La communauté gitane, qui vit dans le quartier de La Paillade à Montpellier, reste très inquiète malgré l'arrestation du jeune homme soupçonné d'avoir mortellement fauché le jeune Aymen, après la victoire de la France contre le Maroc, en Coupe du monde de football. Entretien avec Fernand Maraval, l'une des figures de la communauté gitane.
Après quasi deux semaines de cavale, le jeune conducteur qui avait fauché le jeune Aymen mercredi 14 décembre, le soir du match de la Coupe du monde de football entre la France et le Maroc, a été mis en examen et écroué ce mardi.
Ce jeune homme de 20 ans, originaire du quartier, avait fui par peur des représailles. Il été interpellé par les policiers de la BRI (Brigade de recherche et d'intervention), à Saint-Estève, près de Perpignan, chez des membres de sa famille.
La mort d'Aymen avait provoqué une vive émotion dans le quartier et des violences : des voitures avaient été incendiées et un appartement appartenant à la communauté gitane avait été saccagé.
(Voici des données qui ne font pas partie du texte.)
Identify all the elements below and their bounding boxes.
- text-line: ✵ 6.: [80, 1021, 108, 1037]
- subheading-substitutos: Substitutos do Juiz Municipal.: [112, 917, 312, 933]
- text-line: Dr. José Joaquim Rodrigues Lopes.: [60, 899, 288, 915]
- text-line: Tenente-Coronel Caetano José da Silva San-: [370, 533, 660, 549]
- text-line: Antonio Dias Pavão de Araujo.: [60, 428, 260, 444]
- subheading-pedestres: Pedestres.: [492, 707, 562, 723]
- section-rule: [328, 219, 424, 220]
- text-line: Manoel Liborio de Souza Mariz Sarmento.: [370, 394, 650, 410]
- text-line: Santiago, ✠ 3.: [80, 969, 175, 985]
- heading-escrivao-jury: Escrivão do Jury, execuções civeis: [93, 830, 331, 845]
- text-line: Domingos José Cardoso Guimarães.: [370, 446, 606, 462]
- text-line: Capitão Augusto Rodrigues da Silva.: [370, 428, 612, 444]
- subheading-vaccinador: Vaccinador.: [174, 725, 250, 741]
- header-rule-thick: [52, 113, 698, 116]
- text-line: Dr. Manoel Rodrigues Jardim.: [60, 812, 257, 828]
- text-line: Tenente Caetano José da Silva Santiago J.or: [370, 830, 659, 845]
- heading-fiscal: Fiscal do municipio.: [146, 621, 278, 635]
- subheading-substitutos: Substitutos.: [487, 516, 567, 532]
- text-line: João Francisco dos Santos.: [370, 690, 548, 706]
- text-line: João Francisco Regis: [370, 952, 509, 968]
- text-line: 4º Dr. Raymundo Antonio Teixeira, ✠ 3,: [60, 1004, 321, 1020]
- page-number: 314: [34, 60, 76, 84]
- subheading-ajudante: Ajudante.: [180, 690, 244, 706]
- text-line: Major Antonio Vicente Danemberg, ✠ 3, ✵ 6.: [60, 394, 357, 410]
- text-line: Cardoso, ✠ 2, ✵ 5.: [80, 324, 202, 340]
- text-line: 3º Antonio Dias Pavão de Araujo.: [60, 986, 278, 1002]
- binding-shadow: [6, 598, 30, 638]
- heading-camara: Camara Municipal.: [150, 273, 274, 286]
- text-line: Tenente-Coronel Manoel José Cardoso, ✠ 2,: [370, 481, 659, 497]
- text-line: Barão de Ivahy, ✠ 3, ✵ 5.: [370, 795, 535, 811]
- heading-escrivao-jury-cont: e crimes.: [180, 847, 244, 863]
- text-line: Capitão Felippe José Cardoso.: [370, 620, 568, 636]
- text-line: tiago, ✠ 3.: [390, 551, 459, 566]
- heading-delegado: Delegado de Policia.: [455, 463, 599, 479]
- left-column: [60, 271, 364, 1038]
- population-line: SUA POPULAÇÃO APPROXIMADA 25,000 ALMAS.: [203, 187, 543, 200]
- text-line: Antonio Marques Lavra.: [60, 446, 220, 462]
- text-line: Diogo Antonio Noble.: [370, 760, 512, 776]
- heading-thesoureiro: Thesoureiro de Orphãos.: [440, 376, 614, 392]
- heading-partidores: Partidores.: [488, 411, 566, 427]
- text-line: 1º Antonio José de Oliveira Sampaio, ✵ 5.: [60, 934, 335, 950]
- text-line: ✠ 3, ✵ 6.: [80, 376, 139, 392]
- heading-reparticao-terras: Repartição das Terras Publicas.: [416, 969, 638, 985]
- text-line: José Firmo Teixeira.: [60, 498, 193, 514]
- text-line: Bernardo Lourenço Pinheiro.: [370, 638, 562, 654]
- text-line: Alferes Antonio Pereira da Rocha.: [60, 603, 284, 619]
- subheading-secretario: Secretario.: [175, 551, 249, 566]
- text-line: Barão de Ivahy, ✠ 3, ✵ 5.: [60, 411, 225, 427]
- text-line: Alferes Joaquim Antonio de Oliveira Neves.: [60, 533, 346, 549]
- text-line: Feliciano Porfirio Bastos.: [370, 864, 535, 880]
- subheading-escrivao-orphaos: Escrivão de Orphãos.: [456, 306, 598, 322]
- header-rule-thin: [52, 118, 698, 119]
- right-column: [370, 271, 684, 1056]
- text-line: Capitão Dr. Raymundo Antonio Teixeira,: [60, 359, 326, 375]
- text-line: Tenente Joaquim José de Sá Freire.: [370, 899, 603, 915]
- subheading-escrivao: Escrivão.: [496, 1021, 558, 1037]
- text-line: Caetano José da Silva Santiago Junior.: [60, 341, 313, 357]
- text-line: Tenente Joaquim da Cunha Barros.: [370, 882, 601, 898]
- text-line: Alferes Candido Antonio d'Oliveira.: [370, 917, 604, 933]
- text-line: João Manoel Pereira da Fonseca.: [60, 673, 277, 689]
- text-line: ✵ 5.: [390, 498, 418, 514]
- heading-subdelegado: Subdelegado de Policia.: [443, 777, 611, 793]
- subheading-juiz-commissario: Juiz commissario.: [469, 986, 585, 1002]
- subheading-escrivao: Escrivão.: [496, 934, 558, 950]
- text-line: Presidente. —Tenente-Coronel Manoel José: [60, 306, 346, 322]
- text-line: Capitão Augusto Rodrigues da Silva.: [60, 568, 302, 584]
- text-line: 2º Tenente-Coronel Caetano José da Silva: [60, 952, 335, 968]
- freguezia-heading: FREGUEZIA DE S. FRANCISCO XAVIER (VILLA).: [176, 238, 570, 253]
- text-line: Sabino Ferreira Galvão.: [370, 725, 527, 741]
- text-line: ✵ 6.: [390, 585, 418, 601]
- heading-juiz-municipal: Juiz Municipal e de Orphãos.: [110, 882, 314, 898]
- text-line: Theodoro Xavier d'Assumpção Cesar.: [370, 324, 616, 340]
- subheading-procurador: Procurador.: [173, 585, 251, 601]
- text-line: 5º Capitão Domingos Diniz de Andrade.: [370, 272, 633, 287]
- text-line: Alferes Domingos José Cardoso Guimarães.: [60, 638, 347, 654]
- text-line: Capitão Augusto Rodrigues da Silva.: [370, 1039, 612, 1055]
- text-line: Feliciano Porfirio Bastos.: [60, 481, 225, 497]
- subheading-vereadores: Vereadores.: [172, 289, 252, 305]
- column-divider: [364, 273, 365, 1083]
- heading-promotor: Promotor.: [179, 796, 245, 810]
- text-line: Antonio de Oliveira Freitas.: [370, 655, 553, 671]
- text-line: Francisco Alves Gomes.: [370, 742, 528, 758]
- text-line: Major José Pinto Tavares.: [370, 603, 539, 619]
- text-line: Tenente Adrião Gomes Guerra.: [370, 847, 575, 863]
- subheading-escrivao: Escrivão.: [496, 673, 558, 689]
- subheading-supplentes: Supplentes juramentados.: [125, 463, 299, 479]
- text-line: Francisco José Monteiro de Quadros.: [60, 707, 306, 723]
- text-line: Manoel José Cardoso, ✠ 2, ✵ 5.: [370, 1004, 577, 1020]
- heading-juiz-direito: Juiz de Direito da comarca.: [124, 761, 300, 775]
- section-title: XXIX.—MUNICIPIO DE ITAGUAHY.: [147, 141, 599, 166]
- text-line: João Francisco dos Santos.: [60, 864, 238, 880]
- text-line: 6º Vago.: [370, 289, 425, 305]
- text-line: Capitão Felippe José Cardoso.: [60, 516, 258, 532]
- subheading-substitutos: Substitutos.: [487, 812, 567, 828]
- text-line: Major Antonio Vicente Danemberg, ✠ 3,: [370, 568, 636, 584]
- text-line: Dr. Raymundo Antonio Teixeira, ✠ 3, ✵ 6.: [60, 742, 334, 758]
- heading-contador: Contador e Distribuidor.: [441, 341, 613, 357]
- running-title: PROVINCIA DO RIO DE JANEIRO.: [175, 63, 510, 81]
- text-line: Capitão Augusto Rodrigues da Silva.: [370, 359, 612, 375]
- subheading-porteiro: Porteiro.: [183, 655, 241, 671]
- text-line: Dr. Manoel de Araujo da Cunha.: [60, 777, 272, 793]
Fernand Maraval, une des figures de la communauté gitane, qui a multiplié les appels au calme depuis le drame, espère que les tensions vont retomber mais voit l'avenir d'un œil inquiet.
"Cette arrestation, c'est d'abord un soulagement pour la famille du défunt, qui va pouvoir avoir des réponses lors du procès. C'est un soulagement aussi pour la communauté gitane, car on nous avait accusé de cacher le jeune conducteur et nous avions peur des représailles. Maintenant, les gens vont bien voir qu'on disait la vérité. Je ne le connais pas, ce jeune, son père est maghrébin, sa mère est en partie gitane. Cela conforte ce qu’on disait : on ne le cachait pas ! D'ailleurs, quand un petit de chez nous dérape, on dit toujours qu’il faut qu’il se rende à la justice".
Un quartier sous tension
Malgré cette première évolution judiciaire autour de ce drame, ce médiateur de la communauté gitane ne cache pas son inquiétude.
"Nous sommes très inquiet pour l’avenir : il n’y a pas de mixité à la Paillade. Dans le quartier, c'est 90 % de maghrébins et 10 % de gitans. Certaines familles sont terrorisées et ne veulent plus amener les petits à l’école. Il y a 250 familles gitanes qui vivent dans ce quartier et beaucoup veulent partir désormais. Trois familles sont déjà parties sans avoir déménagé, en laissant leurs affaires dans leurs appartements. Les gens baissent les bras."
Certains ont reçu des menaces de mort sur leur téléphones portables, les premiers jours après le drame. Maintenant, on a peur qu'au moindre incident, la situation dérape et que toute la communauté en pâtisse.
Fernand Maraval, président national de l'Union française des associations tziganes
Continuer à vivre ensemble
Fernand Maraval compte demander une nouvelle réunion au préfet avec des représentants de la mairie pour étudier un projet pérenne afin de maintenir le peu de mixité qui reste encore dans le quartier de la Paillade.
"Il faut trouver une solution et éventuellement reloger les familles qui veulent partir. Nous sommes des Français de la république, nous voulons être protégés comme tout le monde. Il y a un mal-être des petits, certes, mais une communauté toute entière ne peut pas être tenue responsable pour un petit qui dérape. Cela fait 40 ans qu’on nous a abandonnés et il n’y a pas qu’à Montpellier que le problème existe" conclut Fernand Maraval.
En plus de la tension déjà palpable dans le quartier, de nombreuses rumeurs ont fusé sur les réseaux sociaux, envenimant la situation entres les deux communautés, regrette encore celui qui est aussi le représentant de l'Union française des associations tziganes.
Mais, pour le moment, les appels au calme réitérés par la famille d'Aymen, entre autres, semblent avoir permis d'éviter d'autres explosions de violence.